Le couple, ça se polit, ça se peaufine, ça se rajuste, ça s’écharpe et ça crie.
Ça se caresse, ça s’entretient, ça se surprend, ça se regarde , ça pleure et puis ça rit.

Il faut rire, partout, tout le temps, au supermarché et en baisant.

Je sais les efforts qu’il faut faire pour toujours respecter l’autre qu’on a choisi, l’écouter, le laisser prendre les devants parfois, et puis de temps en temps, imposer ses choix.
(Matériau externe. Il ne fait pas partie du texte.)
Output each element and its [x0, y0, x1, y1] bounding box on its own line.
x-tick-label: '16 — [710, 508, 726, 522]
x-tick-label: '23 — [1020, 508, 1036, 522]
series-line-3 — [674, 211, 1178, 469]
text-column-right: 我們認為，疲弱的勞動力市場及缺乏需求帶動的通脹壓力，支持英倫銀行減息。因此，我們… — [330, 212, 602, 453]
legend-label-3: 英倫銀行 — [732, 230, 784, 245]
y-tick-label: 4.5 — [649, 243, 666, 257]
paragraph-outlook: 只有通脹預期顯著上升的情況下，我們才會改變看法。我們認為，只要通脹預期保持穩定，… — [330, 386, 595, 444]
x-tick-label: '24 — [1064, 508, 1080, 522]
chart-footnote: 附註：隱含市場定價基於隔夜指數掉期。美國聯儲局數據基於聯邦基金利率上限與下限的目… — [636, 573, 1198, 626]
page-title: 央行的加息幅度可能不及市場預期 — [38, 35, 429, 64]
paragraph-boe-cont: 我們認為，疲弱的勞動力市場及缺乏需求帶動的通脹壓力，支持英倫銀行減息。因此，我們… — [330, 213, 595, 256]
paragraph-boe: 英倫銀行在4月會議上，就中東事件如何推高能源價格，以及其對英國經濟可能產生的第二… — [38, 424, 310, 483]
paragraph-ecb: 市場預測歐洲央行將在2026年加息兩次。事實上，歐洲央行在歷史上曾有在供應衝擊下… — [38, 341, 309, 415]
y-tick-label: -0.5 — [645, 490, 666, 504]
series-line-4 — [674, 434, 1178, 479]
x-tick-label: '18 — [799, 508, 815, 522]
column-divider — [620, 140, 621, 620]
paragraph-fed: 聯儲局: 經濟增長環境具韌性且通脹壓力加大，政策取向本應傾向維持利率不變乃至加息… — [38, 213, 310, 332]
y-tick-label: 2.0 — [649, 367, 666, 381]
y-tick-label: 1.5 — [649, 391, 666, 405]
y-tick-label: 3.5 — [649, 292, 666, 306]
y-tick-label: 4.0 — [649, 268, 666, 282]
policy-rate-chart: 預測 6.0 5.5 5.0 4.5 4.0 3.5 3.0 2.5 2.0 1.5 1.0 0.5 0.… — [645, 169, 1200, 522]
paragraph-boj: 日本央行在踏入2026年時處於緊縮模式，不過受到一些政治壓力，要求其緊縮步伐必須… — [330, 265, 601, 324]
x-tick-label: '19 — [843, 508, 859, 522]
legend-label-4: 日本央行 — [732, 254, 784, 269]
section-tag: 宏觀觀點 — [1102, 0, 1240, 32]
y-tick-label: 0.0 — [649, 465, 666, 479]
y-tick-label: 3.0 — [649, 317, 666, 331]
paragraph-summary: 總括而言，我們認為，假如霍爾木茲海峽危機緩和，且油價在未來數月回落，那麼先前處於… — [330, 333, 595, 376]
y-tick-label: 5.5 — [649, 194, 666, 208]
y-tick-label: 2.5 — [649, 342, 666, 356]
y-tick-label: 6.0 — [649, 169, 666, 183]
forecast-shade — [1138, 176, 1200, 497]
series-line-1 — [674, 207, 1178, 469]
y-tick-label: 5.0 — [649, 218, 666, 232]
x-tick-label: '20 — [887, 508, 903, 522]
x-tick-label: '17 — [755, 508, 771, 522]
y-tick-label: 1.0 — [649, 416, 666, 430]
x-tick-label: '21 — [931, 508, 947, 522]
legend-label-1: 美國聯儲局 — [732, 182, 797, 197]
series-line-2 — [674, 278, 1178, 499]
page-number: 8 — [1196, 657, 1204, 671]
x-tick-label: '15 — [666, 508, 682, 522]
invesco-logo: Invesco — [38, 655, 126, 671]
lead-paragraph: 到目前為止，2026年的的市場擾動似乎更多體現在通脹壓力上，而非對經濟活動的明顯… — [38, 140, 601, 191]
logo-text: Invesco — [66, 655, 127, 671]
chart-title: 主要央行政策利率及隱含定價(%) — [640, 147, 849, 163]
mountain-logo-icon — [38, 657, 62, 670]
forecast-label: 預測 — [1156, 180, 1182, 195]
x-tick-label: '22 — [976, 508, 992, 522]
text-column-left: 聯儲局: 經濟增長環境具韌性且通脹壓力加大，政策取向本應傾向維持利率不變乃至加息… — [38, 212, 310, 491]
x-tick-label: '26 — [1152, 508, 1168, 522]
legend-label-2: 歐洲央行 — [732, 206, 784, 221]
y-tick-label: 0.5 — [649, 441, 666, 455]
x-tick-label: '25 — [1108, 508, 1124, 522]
Je sais que la vie ne nous fera pas de cadeaux, mais on est rodés, on a déjà eu l’occasion d’éprouver notre résistance et tester notre endurance.

Je le choisis pour son irrévérence, à ce niveau on devrait bien s’entendre pour longtemps.
Je le choisis pour calmer la folie qui m’habite, pour m’offrir les bras qui me manquent, ceux de ma mère, de mes pères, de mes frères.
Je le choisis pour remplacer ces autres qui ont fui, pour me rassurer sur celle que je suis.
Je le choisis comme une femme amoureuse malgré tout, comme une gamine cassée mais debout, comme une ado qui envoie des sextos, comme une grande fille un peu larguée.
Je le choisis pour nos soirées canapé, pour nos nuits écourtées, pour nos matins pressés, pour la jalousie qui pointe parfois son nez, pour l’attention qu’on ne se donne jamais assez.

Je le choisis pour ces engueulades mémorables, pour ces ras-le-bol réguliers, pour les pardons qu’on n’ose pas prononcer.
Je le choisis parce que que nous sommes radicalement différents, parce que j’aime terriblement  cet ailleurs qu’il me tend.
Je le choisis pour notre foyer notre cocon notre maison notre grande famille recomposée.

 

Je le choisis pour la beauté du geste, pour cette preuve d’amour de deux grands fous, en souvenir d’une soirée de janvier, de sa main qui effleure mon genou, je le choisis à vie pour cette caresse qui n’appartient qu’à nous.